Chapter 9
The tabernacle was erected more or less three thousand five hundred years ago and is no longer in existence. However, its spiritual significance is very much for the present time and it is practical. Moses built the tabernacle according to the heavenly pattern shown to him by God on the mountain. He probably did not know that, in addition to being a physical place for worshipping God, that great tent symbolized many spiritual realities. Thanks to the New Testament, especially to the writings of Paul (considering him as the author of the Epistle to the Hebrews), we can understand the spiritual aspect of the tabernacle and also its application to our daily living.

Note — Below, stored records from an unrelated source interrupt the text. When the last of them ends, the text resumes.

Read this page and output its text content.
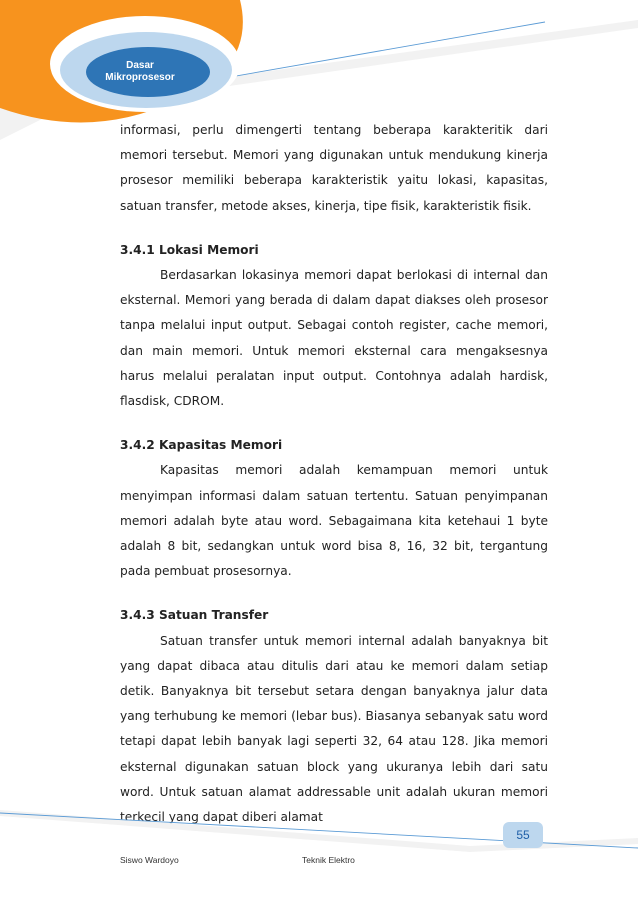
Dasar
Mikroprosesor

informasi, perlu dimengerti tentang beberapa karakteritik dari memori tersebut. Memori yang digunakan untuk mendukung kinerja prosesor memiliki beberapa karakteristik yaitu lokasi, kapasitas, satuan transfer, metode akses, kinerja, tipe fisik, karakteristik fisik.

3.4.1 Lokasi Memori

Berdasarkan lokasinya memori dapat berlokasi di internal dan eksternal. Memori yang berada di dalam dapat diakses oleh prosesor tanpa melalui input output. Sebagai contoh register, cache memori, dan main memori. Untuk memori eksternal cara mengaksesnya harus melalui peralatan input output. Contohnya adalah hardisk, flasdisk, CDROM.

3.4.2 Kapasitas Memori

Kapasitas memori adalah kemampuan memori untuk menyimpan informasi dalam satuan tertentu. Satuan penyimpanan memori adalah byte atau word. Sebagaimana kita ketehaui 1 byte adalah 8 bit, sedangkan untuk word bisa 8, 16, 32 bit, tergantung pada pembuat prosesornya.

3.4.3 Satuan Transfer

Satuan transfer untuk memori internal adalah banyaknya bit yang dapat dibaca atau ditulis dari atau ke memori dalam setiap detik. Banyaknya bit tersebut setara dengan banyaknya jalur data yang terhubung ke memori (lebar bus). Biasanya sebanyak satu word tetapi dapat lebih banyak lagi seperti 32, 64 atau 128. Jika memori eksternal digunakan satuan block yang ukuranya lebih dari satu word. Untuk satuan alamat addressable unit adalah ukuran memori terkecil yang dapat diberi alamat

55
Siswo Wardoyo	Teknik Elektro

The spiritual application of the various items of the tabernacle allows us to better understand the facts related to God’s full salvation, such as justification, sanctification, reconciliation and redemption. In reality, these items are the Lord Jesus Himself (cf. 1 Cor. 1:30). Many children of God are not aware of the need to experience God’s full salvation in all these aspects. For example, many of them find that the justification obtained at the altar of burnt offering in the outer court is sufficient for them because they are not aware of the need for subjective justification, which is represented by the embroidered garments (Psa. 45:13-14), the garments of fine linen, which are the righteousnesses of the saints (Rev. 19:8), and the wedding garment (Matt. 22:12), which qualifies us to enter into the millennial kingdom.
They also have a partial and superficial understanding regarding sanctification. Many think that sanctification is a sinless state of moral perfection or they understand it merely in its positional aspect. They do not know that, in reality, the most important aspect is dispositional sanctification, which depends on our willingness, our desire to be sanctified. This takes place by receiving more and more of God’s holy nature. The holy position that we receive at our regeneration, which is positional sanctification, placed us in the right and proper position to participate in God’s holiness, which refers to dispositional sanctification, as we saw in the previous chapter in the example of the cup under the faucet.

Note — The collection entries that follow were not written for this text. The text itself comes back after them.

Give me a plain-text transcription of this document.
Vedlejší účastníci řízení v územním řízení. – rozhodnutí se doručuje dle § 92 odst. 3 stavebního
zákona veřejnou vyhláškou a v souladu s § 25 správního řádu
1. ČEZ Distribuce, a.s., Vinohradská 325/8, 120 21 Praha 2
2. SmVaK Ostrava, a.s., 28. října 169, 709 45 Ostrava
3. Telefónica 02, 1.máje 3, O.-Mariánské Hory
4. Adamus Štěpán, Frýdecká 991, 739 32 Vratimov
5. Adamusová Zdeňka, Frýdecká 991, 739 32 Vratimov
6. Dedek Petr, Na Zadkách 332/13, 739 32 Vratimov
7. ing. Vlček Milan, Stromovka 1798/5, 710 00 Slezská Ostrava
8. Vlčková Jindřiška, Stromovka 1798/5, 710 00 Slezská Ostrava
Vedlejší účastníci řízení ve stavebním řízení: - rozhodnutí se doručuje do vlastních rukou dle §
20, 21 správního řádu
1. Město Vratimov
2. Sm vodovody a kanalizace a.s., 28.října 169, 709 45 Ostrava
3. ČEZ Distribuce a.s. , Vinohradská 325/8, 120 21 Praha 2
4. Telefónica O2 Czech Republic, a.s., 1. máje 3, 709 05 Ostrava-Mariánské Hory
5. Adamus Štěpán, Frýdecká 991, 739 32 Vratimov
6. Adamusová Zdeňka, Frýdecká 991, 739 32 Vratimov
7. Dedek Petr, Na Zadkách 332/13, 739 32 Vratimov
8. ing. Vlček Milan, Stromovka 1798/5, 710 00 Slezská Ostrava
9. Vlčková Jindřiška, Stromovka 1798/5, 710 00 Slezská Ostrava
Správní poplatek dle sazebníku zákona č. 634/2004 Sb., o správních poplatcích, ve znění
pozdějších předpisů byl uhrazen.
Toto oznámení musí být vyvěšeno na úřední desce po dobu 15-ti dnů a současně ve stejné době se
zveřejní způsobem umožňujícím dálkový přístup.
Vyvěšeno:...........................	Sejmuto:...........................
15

In relation to redemption, we also need to know clearly that it is a process in three stages. At the time of our regeneration we were redeemed in our spirit, today we are being redeemed in our soul and in the future, at the Lord’s coming, our body will be redeemed.
Finally, reconciliation also has three aspects and we need to experience all of them. The first reconciliation brought us from the position of being enemies of God to being sons of God; the second occurs continuously and makes us His priests that we may serve Him in the Holy Place; and the third reconciliation eliminates our natural living and service and brings us into the Holy of Holies, into our spirit, where we must live in order to intimately know our Lord and the desire of His heart.
All the foregoing is implied in the figure of the tabernacle. Therefore, to only know these wonderful and heavenly truths is not enough. We need to receive a spiritual vision, a revelation in our spirit that will change our life, even to the point that we can say like Paul, “I was not disobedient to the heavenly vision” (Acts 26:19). If we “see,” if we spiritually discern the Lord’s will for us, we will realize that His intense desire is that we would be reconciled to Him “beyond the veil,” that we may mature and become overcomers. The love of Christ constrains us to seek this. When we realize how much He loves us and how much He wants us to be absolutely for Him, we are spontaneously drawn to the Holy of Holies to live in oneness with Him (1 Thes. 5:10).